Emergency Management Is No Laughing Matter
Located in Chicago, the iconic comedy club Second City is renowned for its legendary comedians and famous alumni like John Belushi, Dan Aykroyd, Bill Murray, and Tina Fey. Recently, Second City was in the news, but not for comedy. A fire started in the kitchen of a restaurant that shares the building with Second City, destroying the offices. The theater in the next building was spared, but tenants were forced to relocate. Because I am a security practitioner, my first thought after learning no one was seriously injured, “Was there an emergency management plan? “
An all-hazards approach prepares for all kinds of emergencies since emergency plans rarely cover everything that might be required for an incident. Because the evacuation requirements for a fire may differ significantly from those for a hazardous materials spill, the plan needs to be adaptable to circumstances, innovative, and, when necessary, improvisational. An all-hazards plan provides a basic framework for responding to a wide variety of emergencies.
An Ounce of Prevention Is Worth a Pound of Cure
Simply stated, the recommended approach to preparing for an emergency begins with the plan. Your plan should address the four phases of emergency management: (1) prevention, (2) preparedness, (3) response, and (4) recovery. The first phase of the plan, prevention, includes any activities that are preventative, reduce the chance of an emergency happening, or mitigate the damaging effects of unavoidable emergencies.

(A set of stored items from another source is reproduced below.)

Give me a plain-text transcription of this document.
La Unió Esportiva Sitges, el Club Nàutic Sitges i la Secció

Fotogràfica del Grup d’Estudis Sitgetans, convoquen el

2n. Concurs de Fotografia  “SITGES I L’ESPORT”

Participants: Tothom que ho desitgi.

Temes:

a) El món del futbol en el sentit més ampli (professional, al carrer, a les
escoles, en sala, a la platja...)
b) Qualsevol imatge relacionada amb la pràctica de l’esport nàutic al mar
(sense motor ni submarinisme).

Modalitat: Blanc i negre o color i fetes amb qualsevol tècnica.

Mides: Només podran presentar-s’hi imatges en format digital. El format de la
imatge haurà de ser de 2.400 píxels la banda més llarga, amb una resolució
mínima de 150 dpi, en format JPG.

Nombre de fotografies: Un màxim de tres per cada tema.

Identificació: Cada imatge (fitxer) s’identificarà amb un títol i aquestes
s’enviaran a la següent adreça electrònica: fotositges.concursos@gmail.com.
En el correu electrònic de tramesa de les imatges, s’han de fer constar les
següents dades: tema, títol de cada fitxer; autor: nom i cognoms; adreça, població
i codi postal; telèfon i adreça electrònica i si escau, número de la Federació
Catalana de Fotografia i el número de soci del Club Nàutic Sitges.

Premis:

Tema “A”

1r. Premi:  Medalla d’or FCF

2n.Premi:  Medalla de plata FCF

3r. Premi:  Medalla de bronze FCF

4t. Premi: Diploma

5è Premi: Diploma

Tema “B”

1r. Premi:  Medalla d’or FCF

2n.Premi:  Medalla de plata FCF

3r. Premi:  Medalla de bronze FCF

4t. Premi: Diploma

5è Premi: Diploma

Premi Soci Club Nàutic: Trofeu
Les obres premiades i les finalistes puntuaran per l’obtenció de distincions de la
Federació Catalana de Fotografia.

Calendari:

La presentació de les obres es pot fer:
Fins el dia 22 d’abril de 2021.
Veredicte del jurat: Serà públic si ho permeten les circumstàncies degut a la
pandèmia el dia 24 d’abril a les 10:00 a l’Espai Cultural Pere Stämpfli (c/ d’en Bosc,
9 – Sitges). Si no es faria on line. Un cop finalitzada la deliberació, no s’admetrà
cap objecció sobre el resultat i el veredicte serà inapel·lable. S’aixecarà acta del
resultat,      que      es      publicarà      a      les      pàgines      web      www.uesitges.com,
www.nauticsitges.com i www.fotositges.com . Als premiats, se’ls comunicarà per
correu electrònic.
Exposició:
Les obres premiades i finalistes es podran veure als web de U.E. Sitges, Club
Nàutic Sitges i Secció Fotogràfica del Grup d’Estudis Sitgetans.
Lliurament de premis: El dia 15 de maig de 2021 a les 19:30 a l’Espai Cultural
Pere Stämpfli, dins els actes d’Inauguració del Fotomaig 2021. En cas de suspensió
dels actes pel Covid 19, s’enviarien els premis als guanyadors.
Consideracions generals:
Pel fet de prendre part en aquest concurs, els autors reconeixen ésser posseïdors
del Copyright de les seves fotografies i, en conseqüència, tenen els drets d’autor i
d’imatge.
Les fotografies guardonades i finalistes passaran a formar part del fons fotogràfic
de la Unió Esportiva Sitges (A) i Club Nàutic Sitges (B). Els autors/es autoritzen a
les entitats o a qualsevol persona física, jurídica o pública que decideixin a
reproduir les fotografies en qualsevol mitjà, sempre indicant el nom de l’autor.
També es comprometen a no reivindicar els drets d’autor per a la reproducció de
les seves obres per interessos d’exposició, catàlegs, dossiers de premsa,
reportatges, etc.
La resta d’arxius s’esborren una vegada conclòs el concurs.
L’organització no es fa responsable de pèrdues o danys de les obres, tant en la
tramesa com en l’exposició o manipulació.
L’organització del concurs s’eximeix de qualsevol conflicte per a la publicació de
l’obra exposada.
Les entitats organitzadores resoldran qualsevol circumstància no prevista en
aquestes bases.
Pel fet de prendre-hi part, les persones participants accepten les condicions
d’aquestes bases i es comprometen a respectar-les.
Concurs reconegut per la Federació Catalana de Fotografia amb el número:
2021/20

A practical example is an emergency notification system to alert people of a security- or safety-related incident in real time.
When You’re Prepared There is No Pressure
The famous Notre Dame football coach, Lou Holtz, was once asked before a big game if he was nervous. Coach Holtz stated, “When you’re prepared, there is no pressure.” This mantra also applies to an emergency, and as long as you know that you have done everything you can to prepare for an incident, then you don’t need to be nervous about the outcome. The second phase, preparedness, details measures needed to prepare for an emergency. Training is at the heart of preparedness, and specific examples include a fire drill conducted to familiarize building occupants with emergency evacuation routes and the shelter-in-place stocking of items like water, food, and blankets.
Every Emergency Is an Incident, but Not Every Incident Is an Emergency
The third phase, response, has general actions including moving people to a safe room or assembly area and turning off gas lines in a fire scenario. A well-constructed plan also outlines specific roles and responsibilities for designated personnel to perform once an incident occurs and may prevent it from becoming an emergency. This orchestrated response not only mitigates danger, it also brings calm to potential chaos. If people know how to respond during an incident, it might not become an emergency. We want to be able to pour water on the fire, not gasoline; or in other words, douse the flames, not fan the fire.
What Doesn’t Kill You…
The saying “What doesn’t kill you, makes you stronger” definitely applies to recovering from an emergency. Now that the event is over, how will you recover? How will you continue to serve and support your employees, as well as your clients? A well-crafted and thought-out plan has a recovery process to allow continuity of operations without disrupting business. Recovery from an emergency includes implementing actions to return to normal operations or to an even safer situation following an incident. Temporary housing, an alternate work site, and individual counseling are all parts of this process. Following these four phases will prepare you for all types of emergencies and may even allow you to crack a smile in the face of danger.